Another Census Bureau study into coupled households between 2017 and 2021 reflects the dominance of married couples in domestic spaces, with opposite-sex wedded partnerships accounting for 86.8% of those surveyed. Couples who are unmarried made up 11.6% of the total.

What’s more telling about the way people live today is that this same report found that younger couples are choosing not to get married in significantly larger numbers than at any point in history. In 1968, 81.5% of adults aged between 24 and 34 lived with a spouse. By 2018, this had dropped to 40.3%. Over the same window of time, unmarried couples living together rose to 14.8%, from a marginal proportion of 0.2% half a century earlier.

But what about home-buying trends among these demographics? At the national level, Census data show that 65% of properties are owner-occupied. Meanwhile, the National Association of Realtors reported that in 2023, unmarried couples made up 9% of homebuyers. In 2024, this fell to 6%, but still represents a 46% uptick in couples who’ve never tied the knot choosing to buy a home compared with 10 years ago.

Many cite the reason behind this shift as being purely economic. Between 2012 and 2025, house prices in the U.S. have increased every quarter, according to the U.S. Federal Housing Finance Agency. Over this same period, median house prices have risen from $221,700 to more than $435,000. Over the same period, the Social Security Administration’s average wage index has increased from $44,321.67 to $69,946.57.

Combined with rising living costs and inflationary pressures, people have less money to spend and a harder time getting onto the property ladder. This means that unmarried couples have a greater incentive to buy a home together, regardless of whether they eventually plan to get married.

The spike in home purchases by unmarried couples was further catalyzed by the pandemic and the rise in remote working arrangements.
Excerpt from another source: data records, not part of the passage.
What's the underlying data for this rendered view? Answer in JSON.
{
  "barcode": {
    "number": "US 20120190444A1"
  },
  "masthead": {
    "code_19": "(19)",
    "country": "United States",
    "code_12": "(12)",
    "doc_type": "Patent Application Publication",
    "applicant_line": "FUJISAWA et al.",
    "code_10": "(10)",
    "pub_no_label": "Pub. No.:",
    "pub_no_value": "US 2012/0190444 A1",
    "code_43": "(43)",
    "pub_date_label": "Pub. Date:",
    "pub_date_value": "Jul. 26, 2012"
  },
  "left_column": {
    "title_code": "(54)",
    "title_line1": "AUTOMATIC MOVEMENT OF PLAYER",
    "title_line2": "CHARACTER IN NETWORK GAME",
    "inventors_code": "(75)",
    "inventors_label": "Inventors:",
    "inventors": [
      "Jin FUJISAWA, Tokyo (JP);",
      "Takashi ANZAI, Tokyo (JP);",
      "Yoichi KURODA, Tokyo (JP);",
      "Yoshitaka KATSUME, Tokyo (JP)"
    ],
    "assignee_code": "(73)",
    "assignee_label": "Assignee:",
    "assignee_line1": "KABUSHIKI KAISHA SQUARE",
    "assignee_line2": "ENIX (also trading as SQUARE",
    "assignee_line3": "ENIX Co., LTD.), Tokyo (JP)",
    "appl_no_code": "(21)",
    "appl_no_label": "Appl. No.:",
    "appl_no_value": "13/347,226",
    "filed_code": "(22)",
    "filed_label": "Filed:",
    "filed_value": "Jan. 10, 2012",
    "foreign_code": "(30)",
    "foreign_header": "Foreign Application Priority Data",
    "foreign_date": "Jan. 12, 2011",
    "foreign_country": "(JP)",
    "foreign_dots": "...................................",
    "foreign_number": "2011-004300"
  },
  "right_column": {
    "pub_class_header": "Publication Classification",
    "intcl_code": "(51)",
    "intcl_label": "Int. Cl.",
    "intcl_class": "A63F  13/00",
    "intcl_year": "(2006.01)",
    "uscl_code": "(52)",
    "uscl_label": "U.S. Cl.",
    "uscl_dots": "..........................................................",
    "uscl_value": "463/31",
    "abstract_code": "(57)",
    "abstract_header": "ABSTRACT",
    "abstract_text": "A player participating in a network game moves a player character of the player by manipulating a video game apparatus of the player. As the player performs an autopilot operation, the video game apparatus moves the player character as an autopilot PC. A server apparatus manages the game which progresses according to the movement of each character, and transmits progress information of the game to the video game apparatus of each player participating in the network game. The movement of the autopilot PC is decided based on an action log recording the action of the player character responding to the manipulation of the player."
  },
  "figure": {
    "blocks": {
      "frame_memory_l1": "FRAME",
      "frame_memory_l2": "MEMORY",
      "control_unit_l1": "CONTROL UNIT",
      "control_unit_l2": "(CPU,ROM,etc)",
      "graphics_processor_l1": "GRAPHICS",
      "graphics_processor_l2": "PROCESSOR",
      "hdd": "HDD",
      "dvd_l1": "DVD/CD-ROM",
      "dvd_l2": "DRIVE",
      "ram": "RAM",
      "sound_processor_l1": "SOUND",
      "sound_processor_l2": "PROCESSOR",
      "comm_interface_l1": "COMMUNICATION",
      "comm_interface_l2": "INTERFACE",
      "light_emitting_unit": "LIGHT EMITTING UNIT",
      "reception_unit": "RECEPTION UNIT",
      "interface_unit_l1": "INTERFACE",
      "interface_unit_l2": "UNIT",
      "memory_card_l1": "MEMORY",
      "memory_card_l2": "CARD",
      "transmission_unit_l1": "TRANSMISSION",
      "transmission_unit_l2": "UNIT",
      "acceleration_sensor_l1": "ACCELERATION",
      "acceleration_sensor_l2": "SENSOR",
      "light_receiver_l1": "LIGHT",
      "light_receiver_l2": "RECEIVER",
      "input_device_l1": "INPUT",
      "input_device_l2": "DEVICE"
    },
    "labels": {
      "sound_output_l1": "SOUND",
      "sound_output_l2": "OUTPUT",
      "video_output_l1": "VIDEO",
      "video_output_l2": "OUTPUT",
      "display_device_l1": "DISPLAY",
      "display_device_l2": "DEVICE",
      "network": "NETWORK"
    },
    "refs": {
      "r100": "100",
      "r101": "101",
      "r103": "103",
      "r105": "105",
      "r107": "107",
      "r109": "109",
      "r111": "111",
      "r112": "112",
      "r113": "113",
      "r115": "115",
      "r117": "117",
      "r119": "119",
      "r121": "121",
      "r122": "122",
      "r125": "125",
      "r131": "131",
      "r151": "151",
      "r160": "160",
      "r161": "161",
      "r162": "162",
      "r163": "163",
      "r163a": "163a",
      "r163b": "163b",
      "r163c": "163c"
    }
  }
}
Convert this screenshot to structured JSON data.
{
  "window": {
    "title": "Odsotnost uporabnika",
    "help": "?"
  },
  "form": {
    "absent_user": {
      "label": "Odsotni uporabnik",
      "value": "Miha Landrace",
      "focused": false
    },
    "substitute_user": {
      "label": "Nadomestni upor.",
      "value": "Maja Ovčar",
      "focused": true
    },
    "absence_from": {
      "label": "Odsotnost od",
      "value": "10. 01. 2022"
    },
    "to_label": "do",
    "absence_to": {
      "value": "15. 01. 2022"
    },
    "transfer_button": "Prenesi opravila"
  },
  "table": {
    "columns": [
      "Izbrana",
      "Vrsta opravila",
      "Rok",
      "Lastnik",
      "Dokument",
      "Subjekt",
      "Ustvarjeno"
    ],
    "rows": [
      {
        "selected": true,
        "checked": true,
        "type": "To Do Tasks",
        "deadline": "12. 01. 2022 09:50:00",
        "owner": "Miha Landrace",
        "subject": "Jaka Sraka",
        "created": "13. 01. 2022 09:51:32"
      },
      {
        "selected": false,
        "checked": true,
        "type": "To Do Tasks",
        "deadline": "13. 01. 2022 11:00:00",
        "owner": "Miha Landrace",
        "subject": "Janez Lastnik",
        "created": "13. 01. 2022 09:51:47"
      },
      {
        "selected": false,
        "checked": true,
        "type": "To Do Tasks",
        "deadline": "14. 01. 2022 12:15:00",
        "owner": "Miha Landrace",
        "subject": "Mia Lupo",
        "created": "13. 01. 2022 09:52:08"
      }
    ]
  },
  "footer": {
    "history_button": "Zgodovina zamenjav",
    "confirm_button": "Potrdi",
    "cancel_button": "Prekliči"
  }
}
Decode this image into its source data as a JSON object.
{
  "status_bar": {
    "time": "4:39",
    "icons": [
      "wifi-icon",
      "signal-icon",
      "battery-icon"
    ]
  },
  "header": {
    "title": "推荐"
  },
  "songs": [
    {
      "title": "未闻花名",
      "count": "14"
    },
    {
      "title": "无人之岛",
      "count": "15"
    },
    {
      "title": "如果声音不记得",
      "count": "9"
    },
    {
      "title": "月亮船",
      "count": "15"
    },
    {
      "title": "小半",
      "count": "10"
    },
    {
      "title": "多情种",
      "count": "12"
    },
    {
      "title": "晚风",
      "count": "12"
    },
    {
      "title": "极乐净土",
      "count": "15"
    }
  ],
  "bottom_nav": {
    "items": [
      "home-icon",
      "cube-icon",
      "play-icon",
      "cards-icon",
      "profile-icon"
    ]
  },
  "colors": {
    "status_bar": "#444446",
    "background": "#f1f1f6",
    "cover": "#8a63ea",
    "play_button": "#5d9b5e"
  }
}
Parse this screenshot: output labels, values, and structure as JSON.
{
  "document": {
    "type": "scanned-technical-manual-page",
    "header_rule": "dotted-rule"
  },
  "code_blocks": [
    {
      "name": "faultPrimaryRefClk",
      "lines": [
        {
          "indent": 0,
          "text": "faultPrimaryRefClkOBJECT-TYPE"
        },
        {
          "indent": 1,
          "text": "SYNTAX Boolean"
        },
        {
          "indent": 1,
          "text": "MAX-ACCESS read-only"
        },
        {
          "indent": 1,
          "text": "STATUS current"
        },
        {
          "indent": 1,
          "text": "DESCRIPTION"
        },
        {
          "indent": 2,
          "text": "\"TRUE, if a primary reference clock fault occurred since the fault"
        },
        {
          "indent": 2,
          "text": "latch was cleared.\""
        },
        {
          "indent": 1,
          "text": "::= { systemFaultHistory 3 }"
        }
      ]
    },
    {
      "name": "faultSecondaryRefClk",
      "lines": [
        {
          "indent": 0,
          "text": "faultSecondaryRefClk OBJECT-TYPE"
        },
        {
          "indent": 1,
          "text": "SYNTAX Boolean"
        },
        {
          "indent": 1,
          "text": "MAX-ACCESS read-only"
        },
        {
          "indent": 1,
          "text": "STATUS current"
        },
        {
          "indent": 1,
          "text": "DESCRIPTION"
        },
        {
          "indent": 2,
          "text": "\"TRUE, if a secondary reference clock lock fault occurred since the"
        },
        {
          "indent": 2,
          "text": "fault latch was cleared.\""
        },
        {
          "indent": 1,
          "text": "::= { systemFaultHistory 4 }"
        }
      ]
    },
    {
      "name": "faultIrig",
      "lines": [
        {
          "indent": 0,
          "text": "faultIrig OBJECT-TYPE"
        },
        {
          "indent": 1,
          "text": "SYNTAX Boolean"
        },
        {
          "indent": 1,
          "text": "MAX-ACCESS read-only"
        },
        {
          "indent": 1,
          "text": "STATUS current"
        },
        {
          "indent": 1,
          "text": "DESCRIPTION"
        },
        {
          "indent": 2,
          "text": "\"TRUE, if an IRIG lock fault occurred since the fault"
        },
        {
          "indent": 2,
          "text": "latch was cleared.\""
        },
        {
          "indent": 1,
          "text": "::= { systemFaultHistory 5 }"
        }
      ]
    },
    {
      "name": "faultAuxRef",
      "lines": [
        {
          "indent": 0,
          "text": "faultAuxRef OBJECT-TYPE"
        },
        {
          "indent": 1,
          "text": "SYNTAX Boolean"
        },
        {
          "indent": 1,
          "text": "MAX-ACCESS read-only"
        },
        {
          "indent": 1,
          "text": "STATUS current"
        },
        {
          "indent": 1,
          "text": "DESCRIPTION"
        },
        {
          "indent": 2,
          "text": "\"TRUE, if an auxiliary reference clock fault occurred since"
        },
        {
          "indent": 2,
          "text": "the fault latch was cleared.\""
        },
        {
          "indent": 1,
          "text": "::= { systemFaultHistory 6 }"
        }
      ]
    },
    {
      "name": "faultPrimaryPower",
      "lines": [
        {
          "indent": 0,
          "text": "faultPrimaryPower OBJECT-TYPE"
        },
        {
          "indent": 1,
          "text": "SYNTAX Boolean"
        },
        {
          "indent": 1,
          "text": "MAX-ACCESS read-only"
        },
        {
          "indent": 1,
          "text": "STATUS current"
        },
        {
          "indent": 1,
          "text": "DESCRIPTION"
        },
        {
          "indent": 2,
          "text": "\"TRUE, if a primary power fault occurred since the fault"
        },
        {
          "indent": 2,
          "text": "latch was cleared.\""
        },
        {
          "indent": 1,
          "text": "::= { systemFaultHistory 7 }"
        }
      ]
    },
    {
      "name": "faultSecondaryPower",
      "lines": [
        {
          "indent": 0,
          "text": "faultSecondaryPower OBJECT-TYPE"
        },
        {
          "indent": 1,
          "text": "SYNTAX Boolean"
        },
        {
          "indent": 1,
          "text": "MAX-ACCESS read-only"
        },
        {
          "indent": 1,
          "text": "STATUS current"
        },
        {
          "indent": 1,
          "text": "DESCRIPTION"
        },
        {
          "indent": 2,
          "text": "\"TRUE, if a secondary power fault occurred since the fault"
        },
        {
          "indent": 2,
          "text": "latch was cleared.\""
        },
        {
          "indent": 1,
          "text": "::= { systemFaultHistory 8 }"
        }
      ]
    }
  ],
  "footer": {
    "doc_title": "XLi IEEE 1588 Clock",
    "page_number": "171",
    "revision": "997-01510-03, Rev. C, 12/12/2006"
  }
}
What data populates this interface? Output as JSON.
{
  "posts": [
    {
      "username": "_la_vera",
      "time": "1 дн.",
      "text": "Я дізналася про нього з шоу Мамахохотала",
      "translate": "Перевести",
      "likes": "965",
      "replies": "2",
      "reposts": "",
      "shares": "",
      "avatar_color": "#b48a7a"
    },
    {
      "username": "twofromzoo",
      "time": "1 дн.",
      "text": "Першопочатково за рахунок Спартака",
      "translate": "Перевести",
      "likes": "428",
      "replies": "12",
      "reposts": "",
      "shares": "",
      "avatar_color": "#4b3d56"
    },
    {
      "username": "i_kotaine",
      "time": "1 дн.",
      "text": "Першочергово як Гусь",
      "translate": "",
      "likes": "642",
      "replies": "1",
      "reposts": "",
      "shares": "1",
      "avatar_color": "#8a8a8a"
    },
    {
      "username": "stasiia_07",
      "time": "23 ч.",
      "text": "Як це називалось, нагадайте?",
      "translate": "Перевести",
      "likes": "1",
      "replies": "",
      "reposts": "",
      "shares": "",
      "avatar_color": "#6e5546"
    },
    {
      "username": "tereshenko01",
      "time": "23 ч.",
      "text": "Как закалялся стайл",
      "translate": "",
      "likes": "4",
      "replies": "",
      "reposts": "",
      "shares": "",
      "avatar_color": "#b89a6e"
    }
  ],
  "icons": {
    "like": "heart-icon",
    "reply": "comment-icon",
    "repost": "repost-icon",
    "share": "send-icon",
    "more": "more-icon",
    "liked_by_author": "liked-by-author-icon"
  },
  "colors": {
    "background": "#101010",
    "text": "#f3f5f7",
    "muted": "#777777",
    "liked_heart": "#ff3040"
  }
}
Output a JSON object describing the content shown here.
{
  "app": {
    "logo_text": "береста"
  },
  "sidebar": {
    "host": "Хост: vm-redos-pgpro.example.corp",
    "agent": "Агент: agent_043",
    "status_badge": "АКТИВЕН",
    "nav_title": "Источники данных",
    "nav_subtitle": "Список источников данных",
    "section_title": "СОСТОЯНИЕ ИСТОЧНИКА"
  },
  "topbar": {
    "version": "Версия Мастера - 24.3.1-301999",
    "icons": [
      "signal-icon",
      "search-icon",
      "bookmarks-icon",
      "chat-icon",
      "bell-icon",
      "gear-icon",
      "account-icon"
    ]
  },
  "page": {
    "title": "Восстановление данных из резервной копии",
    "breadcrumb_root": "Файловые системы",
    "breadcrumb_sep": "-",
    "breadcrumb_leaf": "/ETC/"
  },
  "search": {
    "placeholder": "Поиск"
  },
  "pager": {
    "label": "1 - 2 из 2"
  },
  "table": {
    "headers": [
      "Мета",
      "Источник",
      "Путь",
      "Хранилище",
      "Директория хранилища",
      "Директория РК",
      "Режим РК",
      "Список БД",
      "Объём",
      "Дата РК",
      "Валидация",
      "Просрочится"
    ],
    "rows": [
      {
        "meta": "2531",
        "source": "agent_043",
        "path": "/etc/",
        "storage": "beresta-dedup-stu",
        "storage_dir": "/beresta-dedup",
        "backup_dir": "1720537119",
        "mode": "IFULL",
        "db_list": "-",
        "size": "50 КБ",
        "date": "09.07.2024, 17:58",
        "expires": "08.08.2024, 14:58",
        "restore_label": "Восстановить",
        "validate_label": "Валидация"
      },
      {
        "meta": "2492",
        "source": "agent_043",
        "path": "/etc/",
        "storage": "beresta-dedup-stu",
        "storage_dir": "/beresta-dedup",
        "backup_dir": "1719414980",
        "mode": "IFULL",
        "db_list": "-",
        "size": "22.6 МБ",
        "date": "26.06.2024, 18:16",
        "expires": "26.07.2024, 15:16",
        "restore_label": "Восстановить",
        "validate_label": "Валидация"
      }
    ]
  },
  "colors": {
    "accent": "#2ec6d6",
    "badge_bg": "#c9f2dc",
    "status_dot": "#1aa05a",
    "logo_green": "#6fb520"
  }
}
It made financial and practical sense for people to buy homes with their partners during quarantines, when everyone was confined to their homes. However, while the economic issues surrounding home ownership persist, the return to normalcy post-pandemic has created friction in many households. This is where partition actions come into the equation.

The property trap

Put simply, unmarried couples that have differing ideas about what to do with a property they both own can become paralyzed by this state of affairs. An arrangement that was once amenable to both parties might not suit cohabitees indefinitely.

Breaking free of the property trap this creates is achievable via partition actions. These can lead to the forced sale of a property, with the details determined by a court, if the owners cannot agree on what to do with it. It is typically brought by the owner who wants to sell against the owner who is opposed to this decision.

In the context of unmarried couples that co-own a home, partition actions are a last resort and require the involvement of expert legal counsel. As such, it is recommended that alternatives be explored before taking this type of action.

One recommended option is to have couples draft and commit to a cohabitation agreement that clarifies what will happen to the property if circumstances change. That way, there’s an unambiguous way forward even if a couple splits. Coupled with other provisions, such as a buyout clause that guarantees the party wishing to stay rather than relocate has first refusal on acquiring a co-owned home, the forced sales associated with partition actions need not be the looming threat they initially appear.

The future of forced sales in US real estate

It is likely that the rise in partition actions and forced sales observed in the U.S. property market at present is a symptom of the short-term shift in property purchasing habits triggered by the pandemic. In this case, even if the number of unmarried couples buying homes together continues to rise in the years to come, we may not see the same increase in significant real estate ownership disagreements and the associated legal ramifications.

Of course, with average home prices still climbing each quarter, couples remain incentivized to buy together sooner rather than later. This makes having clear cohabitation agreements in place a sensible step to limit the likelihood of costly and emotionally painful complications later on.